Minor was quick to point out Mountcastle's excellent makeup, steady demeanor and solid work ethic. It's something that the Orioles have reinforced in their minor league players.
"Just being a professional and going about your business in a good way," Mountcastle said. "Being a good role model on and off the field, and keeping a level head, especially on the field."
• The Arizona Fall League will continue in its role as a testing ground for potential rule changes. New this year will be the international tiebreaker rule used in extra innings in 2017 in the World Baseball Classic and later in the Arizona, Dominican Summer and Gulf Coast Leagues.
In the event of a tie after nine innings, the player for each team who made the final out in the ninth inning will be placed on second base to start each half of the 10th. The same process will happen in the 11th inning, after which the game will end in a tie as has been the standard policy in previous AFL seasons.
• This year's AFL managerial lineup includes: Glendale Desert Dogs–Shawn Williams (Phillies); Mesa Solar Sox–Omar Lopez (Astros); Peoria Javelinas–Luis Salazar (Braves); Salt River Rafters–J.R. House (Diamondbacks); Scottsdale Scorpions–Jay Bell (Yankees); Surprise Saguaros–Spike Owen (Rangers).
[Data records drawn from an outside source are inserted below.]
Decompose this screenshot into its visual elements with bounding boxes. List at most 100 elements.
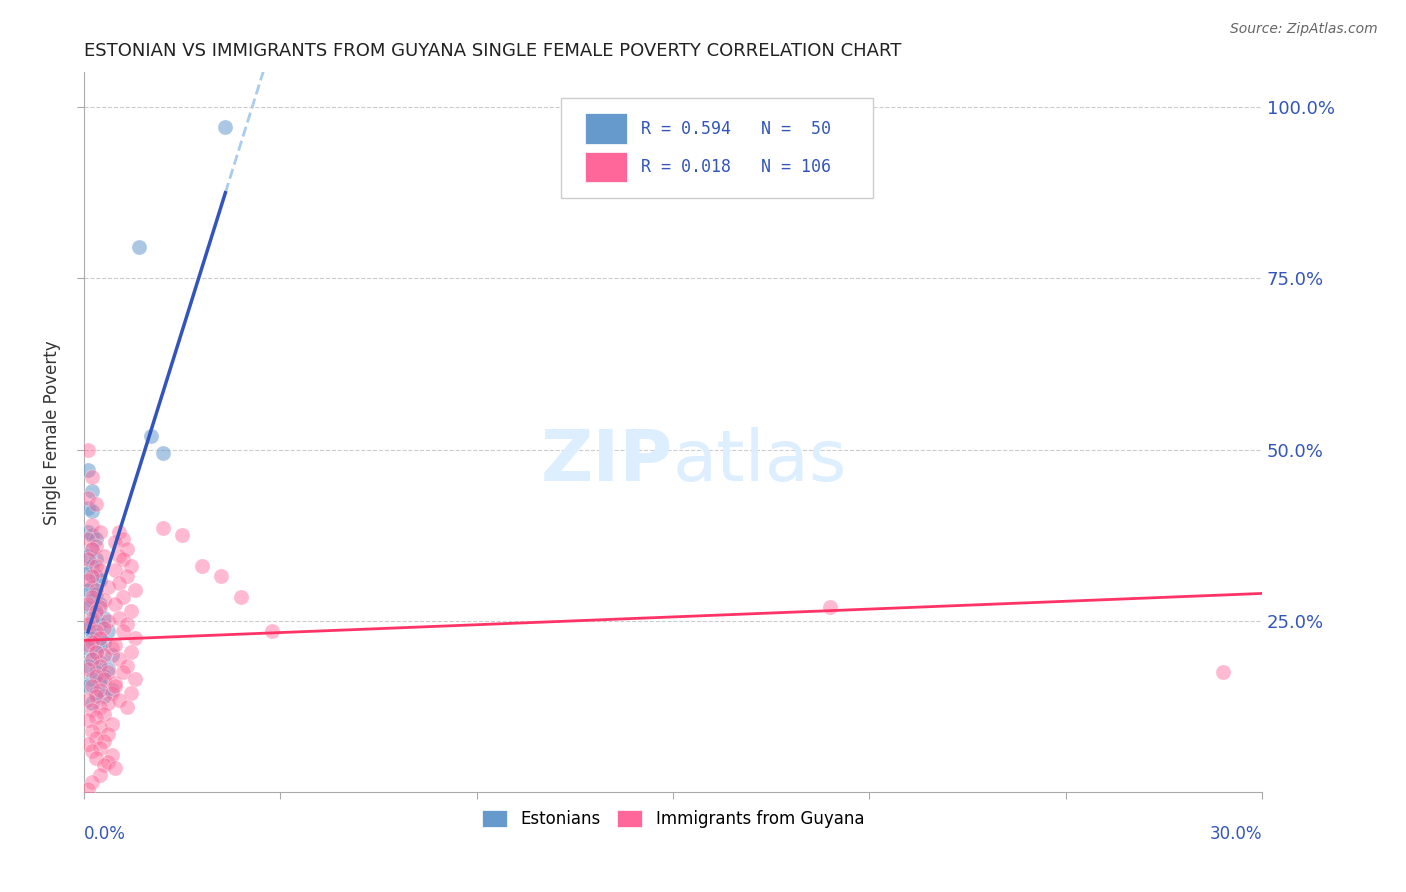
Point bbox=[77, 552, 100, 566]
Point bbox=[80, 483, 103, 498]
Point bbox=[89, 524, 111, 539]
Point bbox=[84, 552, 107, 566]
Point bbox=[80, 703, 103, 717]
Point bbox=[80, 673, 103, 687]
Point bbox=[77, 532, 100, 546]
Point bbox=[93, 634, 115, 648]
Point bbox=[89, 573, 111, 587]
Point bbox=[100, 682, 122, 697]
Point bbox=[93, 690, 115, 704]
Point bbox=[172, 528, 194, 542]
Point bbox=[84, 583, 107, 598]
Point bbox=[80, 614, 103, 628]
Point bbox=[89, 638, 111, 652]
Point bbox=[112, 590, 135, 604]
Point bbox=[80, 634, 103, 648]
Point bbox=[229, 590, 252, 604]
Point bbox=[93, 673, 115, 687]
Point bbox=[108, 610, 131, 624]
Point bbox=[84, 628, 107, 642]
Point bbox=[115, 658, 138, 673]
Point bbox=[104, 638, 127, 652]
Text: R = 0.018   N = 106: R = 0.018 N = 106 bbox=[641, 158, 831, 176]
Point bbox=[100, 648, 122, 663]
Point bbox=[84, 569, 107, 583]
Point bbox=[84, 645, 107, 659]
Point bbox=[100, 641, 122, 656]
Point bbox=[104, 563, 127, 577]
Point bbox=[89, 617, 111, 632]
Point bbox=[77, 463, 100, 477]
Point bbox=[84, 686, 107, 700]
Point bbox=[84, 624, 107, 639]
Point bbox=[115, 541, 138, 556]
Point bbox=[77, 662, 100, 676]
Point bbox=[818, 600, 841, 615]
Point bbox=[89, 563, 111, 577]
Point bbox=[77, 549, 100, 563]
Point bbox=[112, 552, 135, 566]
Point bbox=[120, 645, 142, 659]
Point bbox=[77, 621, 100, 635]
Point bbox=[80, 775, 103, 789]
Point bbox=[80, 541, 103, 556]
Point bbox=[80, 679, 103, 693]
Point bbox=[97, 580, 120, 594]
Point bbox=[77, 442, 100, 457]
Point bbox=[80, 696, 103, 710]
Legend: Estonians, Immigrants from Guyana: Estonians, Immigrants from Guyana bbox=[475, 803, 870, 835]
Point bbox=[128, 240, 150, 254]
Point bbox=[77, 641, 100, 656]
Point bbox=[97, 755, 120, 769]
Point bbox=[80, 651, 103, 665]
Point bbox=[120, 559, 142, 574]
Point bbox=[84, 669, 107, 683]
Point bbox=[77, 524, 100, 539]
Point bbox=[77, 693, 100, 707]
Text: atlas: atlas bbox=[673, 426, 848, 496]
Y-axis label: Single Female Poverty: Single Female Poverty bbox=[44, 340, 60, 524]
Point bbox=[93, 669, 115, 683]
Point bbox=[77, 738, 100, 752]
Point bbox=[89, 675, 111, 690]
Point bbox=[97, 662, 120, 676]
Point bbox=[97, 696, 120, 710]
Point bbox=[77, 566, 100, 580]
Point bbox=[80, 744, 103, 758]
Point bbox=[100, 716, 122, 731]
Point bbox=[77, 583, 100, 598]
Point bbox=[152, 521, 174, 535]
Point bbox=[77, 500, 100, 515]
Point bbox=[84, 690, 107, 704]
Point bbox=[262, 624, 284, 639]
Point bbox=[214, 120, 236, 135]
Point bbox=[108, 576, 131, 591]
Text: ZIP: ZIP bbox=[541, 426, 673, 496]
Point bbox=[124, 631, 146, 645]
Point bbox=[124, 673, 146, 687]
Point bbox=[89, 655, 111, 669]
Point bbox=[89, 768, 111, 782]
Point bbox=[112, 665, 135, 680]
Point bbox=[104, 679, 127, 693]
Point bbox=[84, 539, 107, 553]
Point bbox=[115, 617, 138, 632]
Point bbox=[120, 686, 142, 700]
Point bbox=[84, 497, 107, 511]
Text: ESTONIAN VS IMMIGRANTS FROM GUYANA SINGLE FEMALE POVERTY CORRELATION CHART: ESTONIAN VS IMMIGRANTS FROM GUYANA SINGL… bbox=[84, 42, 901, 60]
Point bbox=[84, 665, 107, 680]
Point bbox=[77, 658, 100, 673]
Point bbox=[89, 699, 111, 714]
Point bbox=[120, 604, 142, 618]
Point bbox=[108, 693, 131, 707]
Point bbox=[100, 747, 122, 762]
Point bbox=[80, 631, 103, 645]
Text: 0.0%: 0.0% bbox=[84, 825, 127, 843]
Point bbox=[77, 782, 100, 797]
Point bbox=[93, 734, 115, 748]
Point bbox=[84, 607, 107, 621]
Point bbox=[80, 559, 103, 574]
Point bbox=[104, 535, 127, 549]
Point bbox=[89, 631, 111, 645]
Point bbox=[108, 549, 131, 563]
Williams, 34, is the son of former big league manager Jimy Williams and finished his fourth season managing in the Phillies system this year. House, a former catcher (and quarterback), ranked as the Pirates' No. 1 prospect after the 2000 season and has managed four seasons in the minors. Bell and Owen both were big league shortstops who played more than 1,300 games at the position, while Salazar had more than 1,000 hits in a 13-year big league career, primarily as a third baseman. Lopez, 40, just completed his ninth season as a manager in the Astros system.